Vor über 70 Jahren stand an diesem Ort das Außenkommando Obernheide des Konzentrationslagers Neuengamme. 500 ungarische und 300 polnische Jüdinnen lebten in den Baracken.

Von dem Lager ist heute nichts mehr zu sehen. Nur die Steinskulptur der Bildhauerin Wittmute Malik und eine Gedenktafel erinnern an die einstigen Verbrechen.

Die KGS Moordeich organisiert den Gedenkgang

Damit die Bedeutung des Ortes nicht in Vergessenheit gerät, organisiert die Kooperative Gesamtschule Stuhr-Moordeich (KGS) mit den zehnten Klassen von Gymnasium und Realschule sowie der neunten Hauptschulklasse seit zehn Jahren einen Gedenkgang zum Mahnmal.

Rund 150 Schüler sowie Bürger laufen am 22. November vom alten Bahnhof Stuhr nach Obernheide. „Die Frauen des Arbeitslagers mussten jeden Tag diese Strecke zurücklegen“, sagt Ursula Bajus, Leiterin des Fachbereichs Gesellschaftswissenschaften an der KGS.

Zu Fuß nach Bremen

Schlecht gekleidet und ohne festes Schuhwerk fuhren die Frauen laut Bajus auch im Winter mit dem Zug nach Bremen, um die Trümmer wegzuräumen.

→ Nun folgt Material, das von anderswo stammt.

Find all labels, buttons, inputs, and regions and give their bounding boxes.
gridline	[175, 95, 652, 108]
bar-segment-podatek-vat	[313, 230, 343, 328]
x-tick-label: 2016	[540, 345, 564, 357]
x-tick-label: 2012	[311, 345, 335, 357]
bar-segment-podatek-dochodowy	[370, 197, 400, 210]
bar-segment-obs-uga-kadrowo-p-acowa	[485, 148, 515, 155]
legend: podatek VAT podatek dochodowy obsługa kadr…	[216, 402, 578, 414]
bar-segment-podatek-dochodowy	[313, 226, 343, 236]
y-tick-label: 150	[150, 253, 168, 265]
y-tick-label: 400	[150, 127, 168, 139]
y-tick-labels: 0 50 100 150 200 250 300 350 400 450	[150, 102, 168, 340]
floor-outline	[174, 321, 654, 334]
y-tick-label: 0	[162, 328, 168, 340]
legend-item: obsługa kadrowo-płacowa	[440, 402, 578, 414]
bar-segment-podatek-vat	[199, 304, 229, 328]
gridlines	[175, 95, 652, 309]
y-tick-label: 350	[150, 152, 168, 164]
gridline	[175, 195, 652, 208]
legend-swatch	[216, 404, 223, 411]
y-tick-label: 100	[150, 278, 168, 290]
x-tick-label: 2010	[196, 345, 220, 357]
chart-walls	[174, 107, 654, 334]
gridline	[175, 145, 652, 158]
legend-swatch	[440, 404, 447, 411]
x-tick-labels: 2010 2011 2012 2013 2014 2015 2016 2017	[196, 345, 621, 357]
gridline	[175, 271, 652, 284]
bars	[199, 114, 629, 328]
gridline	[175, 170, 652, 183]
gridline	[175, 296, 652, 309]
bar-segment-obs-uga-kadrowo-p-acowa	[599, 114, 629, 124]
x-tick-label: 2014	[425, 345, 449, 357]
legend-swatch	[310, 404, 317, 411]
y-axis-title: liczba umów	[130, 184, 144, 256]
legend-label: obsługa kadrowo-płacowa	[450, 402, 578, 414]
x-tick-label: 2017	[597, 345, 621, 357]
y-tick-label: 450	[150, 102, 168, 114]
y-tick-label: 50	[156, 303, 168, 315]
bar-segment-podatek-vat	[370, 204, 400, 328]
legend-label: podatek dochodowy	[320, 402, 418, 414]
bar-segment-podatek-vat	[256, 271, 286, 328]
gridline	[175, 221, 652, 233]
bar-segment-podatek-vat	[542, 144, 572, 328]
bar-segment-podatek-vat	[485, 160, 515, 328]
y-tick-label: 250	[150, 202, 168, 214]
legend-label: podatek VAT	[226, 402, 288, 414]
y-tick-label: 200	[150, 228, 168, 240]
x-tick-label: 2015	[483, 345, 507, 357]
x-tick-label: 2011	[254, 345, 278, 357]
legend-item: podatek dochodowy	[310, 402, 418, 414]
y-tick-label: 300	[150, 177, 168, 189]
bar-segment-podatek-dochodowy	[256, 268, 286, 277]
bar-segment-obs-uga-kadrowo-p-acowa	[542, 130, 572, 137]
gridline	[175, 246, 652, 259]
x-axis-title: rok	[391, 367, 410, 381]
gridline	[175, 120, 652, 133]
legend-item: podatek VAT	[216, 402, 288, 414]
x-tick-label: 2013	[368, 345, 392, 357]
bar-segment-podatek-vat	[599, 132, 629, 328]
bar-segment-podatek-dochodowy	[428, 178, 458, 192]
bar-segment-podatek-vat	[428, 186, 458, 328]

Als die Hansestadt unter Bombenbeschuss geriet, durften die Jüdinnen keinen Bunker aufsuchen und mussten teilweise zu Fuß von Stuhr nach Bremen laufen.

„Ich kann mir heute gar nicht vorstellen, wie das möglich ist“, sagt Bajus. „Die Schüler sind schon nach dem Weg vom Bahnhof zum Mahnmal erschöpft.“ Frauke Wulf von der Gemeinde Stuhr stimmt ihr zu: „Heute haben wir immerhin gute Sohlen und Schuhwerk.“

Einige Tage vor dem Marsch hält die Schule eine Informationsveranstaltung im Foyer ab. Den Schülern wird erklärt, welche Bedeutung der Ort hat. Am Ausflugs­tag selbst haben die Schüler keinen Unterricht. „Sie sollen sich komplett auf das Mahnmal konzentrieren“, sagt Bajus.

„Viel nachvollziehbarer“

Die Fachbereichsleiterin und die Lehrerin Nina Bernard haben in den vergangenen Jahren gute Erfahrungen mit der Aktion gemacht. „Ich bin immer wieder überrascht, wie gut die Schüler das Thema Nationalsozialismus aufnehmen“, sagt Bernard. „Es ist das erste Mal, dass sie außerhalb des Unterrichts mit dem Thema konfrontiert werden.“

Der Gang soll laut Lehrern aber nichts Schulisches haben. Aus diesem Grund laden sie auch die Bürger aus Stuhr und dem Umland sowie den Bürgermeister ein, an dem Gang teilzunehmen. „Das Mahnmal liegt direkt vor unserer Haustür“, sagt Bajus. „Die Schüler laufen den gleichen Weg wie damals die Jüdinnen. Da ist alles viel nachvollziehbarer.“

Treffpunkt: Alter Bahnhof

Der Gedenkgang zum Mahnmal Obernheide beginnt am morgigen Mittwoch um 11 Uhr am alten Bahnhof. Ab 11.45 findet eine Gedenkfeier am Mahnmal statt.

Ende der Veranstaltung ist voraussichtlich um 12.15 Uhr. Busse für den Rückweg stehen bereit. Die Obernheider Straße wird am Denkmal gesperrt.